Myrtenal Ameliorates Ischemic Brain Injury Diabetic and Non-Diabetic Rats

Abstract

Ischemic stroke (IS) is a leading cause of death and permanent disability worldwide. Diabetes is a major risk factor for IS and independently increases mortality. This study investigated the neuroprotective effects of Myrtenal (Myrt) in a rat model of IS under both diabetic and non-diabetic conditions. Sprague Dawley rats received Myrt (40 mg/kg, intraperitoneally) for 28 days before undergoing 60-minute middle cerebral artery occlusion followed by 24 h of reperfusion. Neurological outcomes were assessed using behavioral tests, infarct volume was measured by TTC staining, and biochemical analyses evaluated oxidative stress (MDA, SOD, CAT, GSH-Px) and inflammatory markers (NLRP3, TNF-alpha, IL-6, IL-1 beta). Western blotting was performed to examine BDNF/TrkB, p-PI3K/p-Akt signaling, and apoptosis-related proteins (Caspase-3, Bcl-2, Bax). IS impaired neurological function and increased infarct size, apoptosis, inflammation, and lipid peroxidation, while reducing antioxidant enzymes and BDNF/TrkB and p-PI3K/p-Akt levels (p < 0.05).
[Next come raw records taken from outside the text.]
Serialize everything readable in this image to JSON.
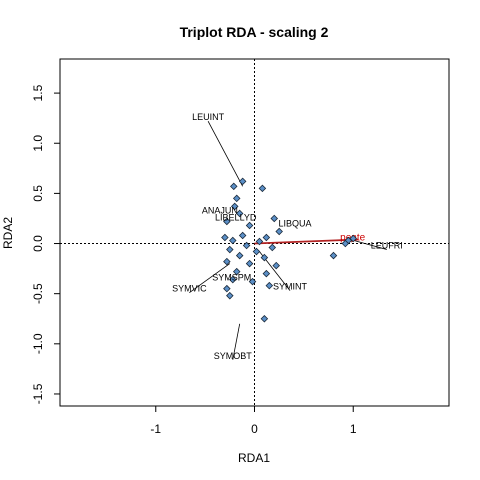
{
  "chart_data": {
    "type": "scatter",
    "title": "Triplot RDA - scaling 2",
    "xlabel": "RDA1",
    "ylabel": "RDA2",
    "xlim": [
      -1.97,
      1.97
    ],
    "ylim": [
      -1.62,
      1.84
    ],
    "x_ticks": [
      -1,
      0,
      1
    ],
    "y_ticks": [
      -1.5,
      -1.0,
      -0.5,
      0.0,
      0.5,
      1.0,
      1.5
    ],
    "x_tick_labels": [
      "-1",
      "0",
      "1"
    ],
    "y_tick_labels": [
      "-1.5",
      "-1.0",
      "-0.5",
      "0.0",
      "0.5",
      "1.0",
      "1.5"
    ],
    "reference_lines": {
      "x": 0,
      "y": 0,
      "style": "dotted"
    },
    "sites": [
      [
        -0.12,
        0.62
      ],
      [
        -0.21,
        0.57
      ],
      [
        0.08,
        0.55
      ],
      [
        -0.18,
        0.45
      ],
      [
        -0.2,
        0.37
      ],
      [
        -0.15,
        0.3
      ],
      [
        0.2,
        0.25
      ],
      [
        -0.28,
        0.22
      ],
      [
        -0.05,
        0.18
      ],
      [
        0.25,
        0.12
      ],
      [
        -0.12,
        0.08
      ],
      [
        -0.3,
        0.06
      ],
      [
        0.12,
        0.06
      ],
      [
        -0.22,
        0.03
      ],
      [
        0.05,
        0.02
      ],
      [
        -0.08,
        -0.02
      ],
      [
        0.18,
        -0.04
      ],
      [
        -0.25,
        -0.06
      ],
      [
        0.02,
        -0.08
      ],
      [
        -0.15,
        -0.12
      ],
      [
        0.1,
        -0.14
      ],
      [
        -0.28,
        -0.18
      ],
      [
        -0.05,
        -0.2
      ],
      [
        0.22,
        -0.22
      ],
      [
        -0.18,
        -0.28
      ],
      [
        0.12,
        -0.3
      ],
      [
        -0.22,
        -0.36
      ],
      [
        -0.02,
        -0.38
      ],
      [
        -0.28,
        -0.45
      ],
      [
        0.15,
        -0.42
      ],
      [
        -0.25,
        -0.52
      ],
      [
        0.1,
        -0.75
      ],
      [
        0.95,
        0.03
      ],
      [
        1.0,
        0.05
      ],
      [
        0.92,
        0.0
      ],
      [
        0.8,
        -0.12
      ]
    ],
    "species": [
      {
        "name": "LEUINT",
        "x": -0.47,
        "y": 1.26,
        "arrow": [
          -0.12,
          0.57
        ]
      },
      {
        "name": "ANAJUN",
        "x": -0.35,
        "y": 0.33,
        "arrow": null
      },
      {
        "name": "LIBELLYD",
        "x": -0.19,
        "y": 0.26,
        "arrow": null
      },
      {
        "name": "LIBQUA",
        "x": 0.41,
        "y": 0.2,
        "arrow": null
      },
      {
        "name": "SYMINT",
        "x": 0.36,
        "y": -0.43,
        "arrow": [
          0.05,
          -0.08
        ]
      },
      {
        "name": "SYMSPM",
        "x": -0.23,
        "y": -0.34,
        "arrow": null
      },
      {
        "name": "SYMVIC",
        "x": -0.66,
        "y": -0.45,
        "arrow": [
          -0.25,
          -0.2
        ]
      },
      {
        "name": "SYMOBT",
        "x": -0.22,
        "y": -1.12,
        "arrow": [
          -0.15,
          -0.8
        ]
      },
      {
        "name": "LEUFRI",
        "x": 1.34,
        "y": -0.02,
        "arrow": [
          0.97,
          0.04
        ]
      }
    ],
    "environmental_vectors": [
      {
        "name": "pente",
        "x": 1.05,
        "y": 0.04
      }
    ]
  }
}
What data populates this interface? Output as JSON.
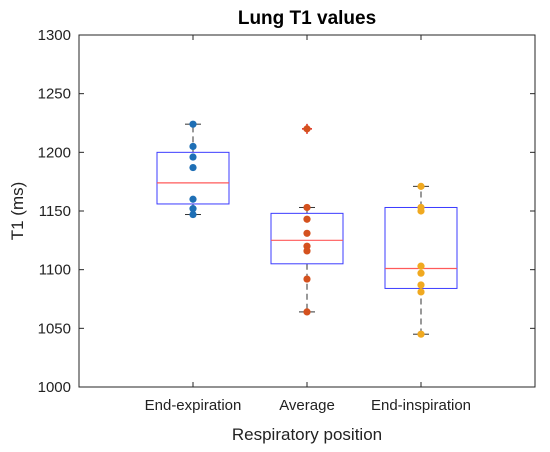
{
  "chart_data": {
    "type": "box",
    "title": "Lung T1 values",
    "xlabel": "Respiratory position",
    "ylabel": "T1 (ms)",
    "ylim": [
      1000,
      1300
    ],
    "yticks": [
      1000,
      1050,
      1100,
      1150,
      1200,
      1250,
      1300
    ],
    "categories": [
      "End-expiration",
      "Average",
      "End-inspiration"
    ],
    "grid": false,
    "box_color": "#3b3bff",
    "median_color": "#ff5a5a",
    "whisker_color": "#333333",
    "groups": [
      {
        "category": "End-expiration",
        "color": "#1f6fb5",
        "q1": 1156,
        "median": 1174,
        "q3": 1200,
        "whisker_low": 1147,
        "whisker_high": 1224,
        "outliers": [],
        "points": [
          1224,
          1205,
          1196,
          1187,
          1160,
          1152,
          1147
        ]
      },
      {
        "category": "Average",
        "color": "#d4511e",
        "q1": 1105,
        "median": 1125,
        "q3": 1148,
        "whisker_low": 1064,
        "whisker_high": 1153,
        "outliers": [
          1220
        ],
        "points": [
          1220,
          1153,
          1143,
          1131,
          1120,
          1116,
          1092,
          1064
        ]
      },
      {
        "category": "End-inspiration",
        "color": "#f0a920",
        "q1": 1084,
        "median": 1101,
        "q3": 1153,
        "whisker_low": 1045,
        "whisker_high": 1171,
        "outliers": [],
        "points": [
          1171,
          1153,
          1150,
          1103,
          1097,
          1087,
          1081,
          1045
        ]
      }
    ]
  }
}
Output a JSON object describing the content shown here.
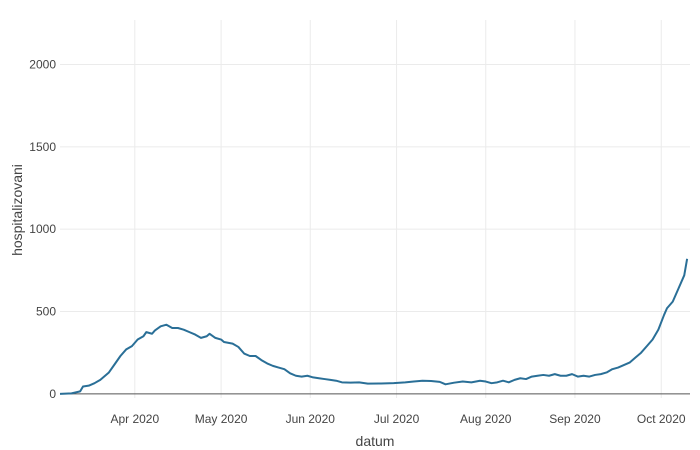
{
  "chart_data": {
    "type": "line",
    "xlabel": "datum",
    "ylabel": "hospitalizovani",
    "xlim": [
      "2020-03-06",
      "2020-10-11"
    ],
    "ylim": [
      -25,
      2270
    ],
    "grid": true,
    "x_ticks": [
      {
        "date": "2020-04-01",
        "label": "Apr 2020"
      },
      {
        "date": "2020-05-01",
        "label": "May 2020"
      },
      {
        "date": "2020-06-01",
        "label": "Jun 2020"
      },
      {
        "date": "2020-07-01",
        "label": "Jul 2020"
      },
      {
        "date": "2020-08-01",
        "label": "Aug 2020"
      },
      {
        "date": "2020-09-01",
        "label": "Sep 2020"
      },
      {
        "date": "2020-10-01",
        "label": "Oct 2020"
      }
    ],
    "y_ticks": [
      0,
      500,
      1000,
      1500,
      2000
    ],
    "colors": {
      "line": "#2a6f97",
      "grid": "#ebebeb",
      "zero_line": "#555555"
    },
    "series": [
      {
        "points": [
          [
            "2020-03-06",
            0
          ],
          [
            "2020-03-10",
            3
          ],
          [
            "2020-03-13",
            15
          ],
          [
            "2020-03-14",
            45
          ],
          [
            "2020-03-16",
            50
          ],
          [
            "2020-03-18",
            65
          ],
          [
            "2020-03-20",
            85
          ],
          [
            "2020-03-23",
            130
          ],
          [
            "2020-03-25",
            180
          ],
          [
            "2020-03-27",
            230
          ],
          [
            "2020-03-29",
            270
          ],
          [
            "2020-03-31",
            290
          ],
          [
            "2020-04-02",
            330
          ],
          [
            "2020-04-04",
            350
          ],
          [
            "2020-04-05",
            375
          ],
          [
            "2020-04-07",
            365
          ],
          [
            "2020-04-08",
            385
          ],
          [
            "2020-04-10",
            410
          ],
          [
            "2020-04-12",
            420
          ],
          [
            "2020-04-14",
            400
          ],
          [
            "2020-04-16",
            400
          ],
          [
            "2020-04-18",
            390
          ],
          [
            "2020-04-20",
            375
          ],
          [
            "2020-04-22",
            360
          ],
          [
            "2020-04-24",
            340
          ],
          [
            "2020-04-26",
            350
          ],
          [
            "2020-04-27",
            365
          ],
          [
            "2020-04-29",
            340
          ],
          [
            "2020-05-01",
            330
          ],
          [
            "2020-05-02",
            315
          ],
          [
            "2020-05-05",
            305
          ],
          [
            "2020-05-07",
            285
          ],
          [
            "2020-05-09",
            245
          ],
          [
            "2020-05-11",
            230
          ],
          [
            "2020-05-13",
            230
          ],
          [
            "2020-05-15",
            205
          ],
          [
            "2020-05-17",
            185
          ],
          [
            "2020-05-19",
            170
          ],
          [
            "2020-05-21",
            160
          ],
          [
            "2020-05-23",
            150
          ],
          [
            "2020-05-25",
            125
          ],
          [
            "2020-05-27",
            110
          ],
          [
            "2020-05-29",
            105
          ],
          [
            "2020-05-31",
            110
          ],
          [
            "2020-06-02",
            100
          ],
          [
            "2020-06-04",
            95
          ],
          [
            "2020-06-06",
            90
          ],
          [
            "2020-06-08",
            85
          ],
          [
            "2020-06-10",
            80
          ],
          [
            "2020-06-12",
            70
          ],
          [
            "2020-06-15",
            68
          ],
          [
            "2020-06-18",
            70
          ],
          [
            "2020-06-21",
            62
          ],
          [
            "2020-06-25",
            63
          ],
          [
            "2020-06-30",
            65
          ],
          [
            "2020-07-04",
            70
          ],
          [
            "2020-07-07",
            75
          ],
          [
            "2020-07-10",
            80
          ],
          [
            "2020-07-13",
            78
          ],
          [
            "2020-07-16",
            73
          ],
          [
            "2020-07-18",
            58
          ],
          [
            "2020-07-21",
            68
          ],
          [
            "2020-07-24",
            75
          ],
          [
            "2020-07-27",
            70
          ],
          [
            "2020-07-30",
            80
          ],
          [
            "2020-08-01",
            75
          ],
          [
            "2020-08-03",
            65
          ],
          [
            "2020-08-05",
            70
          ],
          [
            "2020-08-07",
            80
          ],
          [
            "2020-08-09",
            70
          ],
          [
            "2020-08-11",
            85
          ],
          [
            "2020-08-13",
            95
          ],
          [
            "2020-08-15",
            90
          ],
          [
            "2020-08-17",
            105
          ],
          [
            "2020-08-19",
            110
          ],
          [
            "2020-08-21",
            115
          ],
          [
            "2020-08-23",
            110
          ],
          [
            "2020-08-25",
            120
          ],
          [
            "2020-08-27",
            110
          ],
          [
            "2020-08-29",
            110
          ],
          [
            "2020-08-31",
            120
          ],
          [
            "2020-09-02",
            105
          ],
          [
            "2020-09-04",
            110
          ],
          [
            "2020-09-06",
            105
          ],
          [
            "2020-09-08",
            115
          ],
          [
            "2020-09-10",
            120
          ],
          [
            "2020-09-12",
            130
          ],
          [
            "2020-09-14",
            150
          ],
          [
            "2020-09-16",
            160
          ],
          [
            "2020-09-18",
            175
          ],
          [
            "2020-09-20",
            190
          ],
          [
            "2020-09-22",
            220
          ],
          [
            "2020-09-24",
            250
          ],
          [
            "2020-09-26",
            290
          ],
          [
            "2020-09-28",
            330
          ],
          [
            "2020-09-30",
            390
          ],
          [
            "2020-10-02",
            480
          ],
          [
            "2020-10-03",
            520
          ],
          [
            "2020-10-05",
            560
          ],
          [
            "2020-10-07",
            640
          ],
          [
            "2020-10-09",
            720
          ],
          [
            "2020-10-10",
            820
          ]
        ]
      }
    ]
  }
}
These pathological changes were more severe in diabetic rats. Pretreatment with Myrt significantly ameliorated these effects in both diabetic and non-diabetic groups (p < 0.05). These findings suggest that Myrt exerts neuroprotective effects against IS by suppressing inflammation, oxidative stress, and apoptosis, possibly through modulation of BDNF/TrkB and p-PI3K/p-Akt pathways. These findings indicate that Myrt may possess neuroprotective potential in IS under both hyperglycemic and normoglycemic conditions.